/double-tap

Proof of concept for creating a "workspace" container to be published along with the application's main container

Primary LanguageDockerfileMIT LicenseMIT

double tap

Proof of concept for creating a "workspace" container to be published along with the application's main container.

The workspace container can be used to run deploy and test scripts against the main container.

To Do

  • proper smoke test (there's a dummy in place now)
  • proper automated acceptance tests on a running container
  • automated rollback if smoke fails
  • delete deployment for volatile stages (aat, etc)
  • include non-helm deployment steps (e.g. s3 bucket)
  • alternate example with pieces fully broken apart into separate repos
    • app
    • chart
    • config/deploy?

Building the application

make build

Running the application locally (not in k8s)

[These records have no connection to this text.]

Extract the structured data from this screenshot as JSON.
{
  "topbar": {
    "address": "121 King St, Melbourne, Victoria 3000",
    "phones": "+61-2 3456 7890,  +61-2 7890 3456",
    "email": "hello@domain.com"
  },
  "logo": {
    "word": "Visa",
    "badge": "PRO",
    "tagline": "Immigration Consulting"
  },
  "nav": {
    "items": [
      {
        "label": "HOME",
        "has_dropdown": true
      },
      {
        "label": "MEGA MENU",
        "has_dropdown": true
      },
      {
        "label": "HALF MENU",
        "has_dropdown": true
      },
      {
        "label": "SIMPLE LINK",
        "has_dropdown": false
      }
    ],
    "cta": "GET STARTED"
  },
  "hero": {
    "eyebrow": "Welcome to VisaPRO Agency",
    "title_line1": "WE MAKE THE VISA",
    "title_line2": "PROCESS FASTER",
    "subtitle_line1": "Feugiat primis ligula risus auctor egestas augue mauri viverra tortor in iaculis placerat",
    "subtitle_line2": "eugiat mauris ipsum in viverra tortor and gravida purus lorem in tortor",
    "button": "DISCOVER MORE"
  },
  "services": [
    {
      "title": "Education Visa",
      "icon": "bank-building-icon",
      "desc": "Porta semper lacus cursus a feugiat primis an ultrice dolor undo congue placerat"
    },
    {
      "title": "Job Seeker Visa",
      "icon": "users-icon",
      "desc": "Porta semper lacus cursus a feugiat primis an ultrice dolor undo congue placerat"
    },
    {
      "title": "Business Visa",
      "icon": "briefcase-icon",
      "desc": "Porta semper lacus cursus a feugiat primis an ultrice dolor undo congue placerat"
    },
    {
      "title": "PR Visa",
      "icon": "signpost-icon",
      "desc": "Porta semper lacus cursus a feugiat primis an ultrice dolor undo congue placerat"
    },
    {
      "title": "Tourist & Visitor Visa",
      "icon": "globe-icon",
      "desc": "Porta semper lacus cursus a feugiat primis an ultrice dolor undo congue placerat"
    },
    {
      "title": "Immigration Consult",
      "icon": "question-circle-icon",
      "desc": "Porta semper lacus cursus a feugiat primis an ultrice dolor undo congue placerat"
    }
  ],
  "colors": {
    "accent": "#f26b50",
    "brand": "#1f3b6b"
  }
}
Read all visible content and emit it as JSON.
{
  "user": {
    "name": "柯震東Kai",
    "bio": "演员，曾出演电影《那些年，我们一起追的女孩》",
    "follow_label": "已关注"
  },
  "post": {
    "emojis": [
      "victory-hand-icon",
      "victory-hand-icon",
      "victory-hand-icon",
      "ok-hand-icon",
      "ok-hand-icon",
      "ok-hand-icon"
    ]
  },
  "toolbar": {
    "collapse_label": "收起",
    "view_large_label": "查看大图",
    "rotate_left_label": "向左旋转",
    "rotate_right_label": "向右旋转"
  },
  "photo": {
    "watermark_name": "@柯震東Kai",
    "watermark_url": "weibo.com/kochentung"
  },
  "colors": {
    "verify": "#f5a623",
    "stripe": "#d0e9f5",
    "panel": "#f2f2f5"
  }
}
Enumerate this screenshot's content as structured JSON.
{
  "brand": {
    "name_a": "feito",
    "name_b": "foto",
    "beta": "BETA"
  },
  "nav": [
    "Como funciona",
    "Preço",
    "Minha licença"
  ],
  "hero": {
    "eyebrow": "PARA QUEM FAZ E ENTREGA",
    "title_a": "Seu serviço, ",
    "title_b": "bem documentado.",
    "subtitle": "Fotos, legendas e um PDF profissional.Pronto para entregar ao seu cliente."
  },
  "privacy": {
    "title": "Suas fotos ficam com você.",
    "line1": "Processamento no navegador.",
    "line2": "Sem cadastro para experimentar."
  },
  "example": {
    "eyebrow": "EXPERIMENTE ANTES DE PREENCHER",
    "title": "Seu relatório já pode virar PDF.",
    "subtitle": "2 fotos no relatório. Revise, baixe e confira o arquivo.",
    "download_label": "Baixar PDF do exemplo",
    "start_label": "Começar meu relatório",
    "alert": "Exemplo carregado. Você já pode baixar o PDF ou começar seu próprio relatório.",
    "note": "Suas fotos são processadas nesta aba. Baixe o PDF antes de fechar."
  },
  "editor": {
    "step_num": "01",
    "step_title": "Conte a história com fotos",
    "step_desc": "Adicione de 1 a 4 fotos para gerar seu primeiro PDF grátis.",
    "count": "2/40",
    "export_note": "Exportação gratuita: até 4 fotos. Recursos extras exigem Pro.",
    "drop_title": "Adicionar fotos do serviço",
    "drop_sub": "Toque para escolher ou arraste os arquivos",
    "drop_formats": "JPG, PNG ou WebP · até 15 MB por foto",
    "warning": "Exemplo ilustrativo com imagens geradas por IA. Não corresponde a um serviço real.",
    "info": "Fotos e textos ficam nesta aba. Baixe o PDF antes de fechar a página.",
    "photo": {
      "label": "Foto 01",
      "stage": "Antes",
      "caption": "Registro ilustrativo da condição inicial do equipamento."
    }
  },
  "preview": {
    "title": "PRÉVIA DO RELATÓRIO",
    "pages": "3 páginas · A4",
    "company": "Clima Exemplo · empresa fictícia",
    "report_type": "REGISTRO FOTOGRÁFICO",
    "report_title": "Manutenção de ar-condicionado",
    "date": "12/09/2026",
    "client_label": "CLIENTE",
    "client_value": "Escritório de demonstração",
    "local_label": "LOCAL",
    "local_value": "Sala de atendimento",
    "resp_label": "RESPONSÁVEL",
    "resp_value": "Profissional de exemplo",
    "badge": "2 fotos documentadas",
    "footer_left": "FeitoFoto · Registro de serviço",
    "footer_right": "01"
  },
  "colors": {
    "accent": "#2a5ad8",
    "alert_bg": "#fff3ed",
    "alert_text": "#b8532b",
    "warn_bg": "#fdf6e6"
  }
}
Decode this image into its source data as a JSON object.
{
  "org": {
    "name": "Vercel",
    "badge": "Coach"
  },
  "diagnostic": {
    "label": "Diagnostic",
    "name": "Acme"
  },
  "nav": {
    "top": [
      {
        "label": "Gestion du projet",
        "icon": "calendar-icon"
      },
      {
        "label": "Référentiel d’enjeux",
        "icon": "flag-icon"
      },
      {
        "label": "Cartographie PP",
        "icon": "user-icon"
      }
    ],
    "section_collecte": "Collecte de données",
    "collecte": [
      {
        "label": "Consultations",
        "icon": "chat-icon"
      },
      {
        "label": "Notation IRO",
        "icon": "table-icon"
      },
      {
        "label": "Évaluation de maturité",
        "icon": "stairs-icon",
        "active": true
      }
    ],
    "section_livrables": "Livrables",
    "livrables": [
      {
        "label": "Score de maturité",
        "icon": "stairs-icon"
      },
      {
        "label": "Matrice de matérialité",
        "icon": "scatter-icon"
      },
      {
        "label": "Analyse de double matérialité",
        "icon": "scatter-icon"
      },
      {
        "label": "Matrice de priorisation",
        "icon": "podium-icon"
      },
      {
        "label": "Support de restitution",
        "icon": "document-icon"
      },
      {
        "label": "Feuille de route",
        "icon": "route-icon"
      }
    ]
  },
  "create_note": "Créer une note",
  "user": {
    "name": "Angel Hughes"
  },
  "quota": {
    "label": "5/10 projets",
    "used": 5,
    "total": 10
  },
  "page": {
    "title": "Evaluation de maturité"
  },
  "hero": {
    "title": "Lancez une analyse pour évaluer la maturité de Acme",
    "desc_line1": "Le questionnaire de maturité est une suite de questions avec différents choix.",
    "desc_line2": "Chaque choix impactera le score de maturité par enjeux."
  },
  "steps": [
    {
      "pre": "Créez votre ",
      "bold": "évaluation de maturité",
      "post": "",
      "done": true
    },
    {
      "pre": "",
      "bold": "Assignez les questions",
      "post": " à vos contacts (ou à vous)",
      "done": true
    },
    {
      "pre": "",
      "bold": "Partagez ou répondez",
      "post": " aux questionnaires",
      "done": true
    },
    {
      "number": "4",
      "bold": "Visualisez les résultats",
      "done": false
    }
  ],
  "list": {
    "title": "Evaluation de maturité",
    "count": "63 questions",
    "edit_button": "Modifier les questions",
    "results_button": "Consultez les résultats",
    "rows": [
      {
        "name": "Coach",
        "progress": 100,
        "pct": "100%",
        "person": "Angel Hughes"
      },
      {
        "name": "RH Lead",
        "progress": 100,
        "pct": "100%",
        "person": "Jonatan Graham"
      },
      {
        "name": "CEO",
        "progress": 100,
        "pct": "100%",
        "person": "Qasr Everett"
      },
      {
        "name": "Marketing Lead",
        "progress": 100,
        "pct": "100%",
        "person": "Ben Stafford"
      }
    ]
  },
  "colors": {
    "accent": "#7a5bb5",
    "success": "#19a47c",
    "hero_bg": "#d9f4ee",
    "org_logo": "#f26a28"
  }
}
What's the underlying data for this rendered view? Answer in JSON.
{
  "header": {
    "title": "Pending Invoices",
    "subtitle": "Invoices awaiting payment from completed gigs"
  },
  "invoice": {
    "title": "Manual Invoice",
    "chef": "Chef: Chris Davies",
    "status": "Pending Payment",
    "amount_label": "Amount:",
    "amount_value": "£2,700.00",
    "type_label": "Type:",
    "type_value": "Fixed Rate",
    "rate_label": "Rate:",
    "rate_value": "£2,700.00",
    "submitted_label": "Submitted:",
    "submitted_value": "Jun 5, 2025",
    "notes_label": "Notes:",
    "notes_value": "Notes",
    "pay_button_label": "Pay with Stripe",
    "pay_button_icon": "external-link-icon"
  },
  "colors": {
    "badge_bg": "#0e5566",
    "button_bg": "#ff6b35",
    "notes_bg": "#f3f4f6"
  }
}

Once built, you can run the application in the container.

make run

This will start the application and leave the container running in the background. You'll have to stop it before you can run it again.

make kill

Publishing the docker images

On a build server, need to set environment variable APP_VERSION to a valid semantic version value. This will become the tag of the docker image as well as the version of the helm chart.

If the APP_VERSION variable is not set (as when running the build locally), the build will use version 0.0.0, and 'latest' for the docker image tag.

make publish

Deploying the application

A build server should have the APP_VERSION environment variable set as for the Publish step.

On a build server, you need to make sure the environment variable STAGE is set to a value that matches one of the filenames in the config folder, excluding the suffix: (e.g. cert, local, prod).

Both variables use default values if not set, but any automation should explicitly set values for these variables--the defaults are intended for local development.

BE CAREFUL when running this step locally if you have kubernetes credentials to any higher environment clusters (like production). Make sure your current context is set to a local or dev cluster. The process copies your kube config into the deploy container and lets it fly.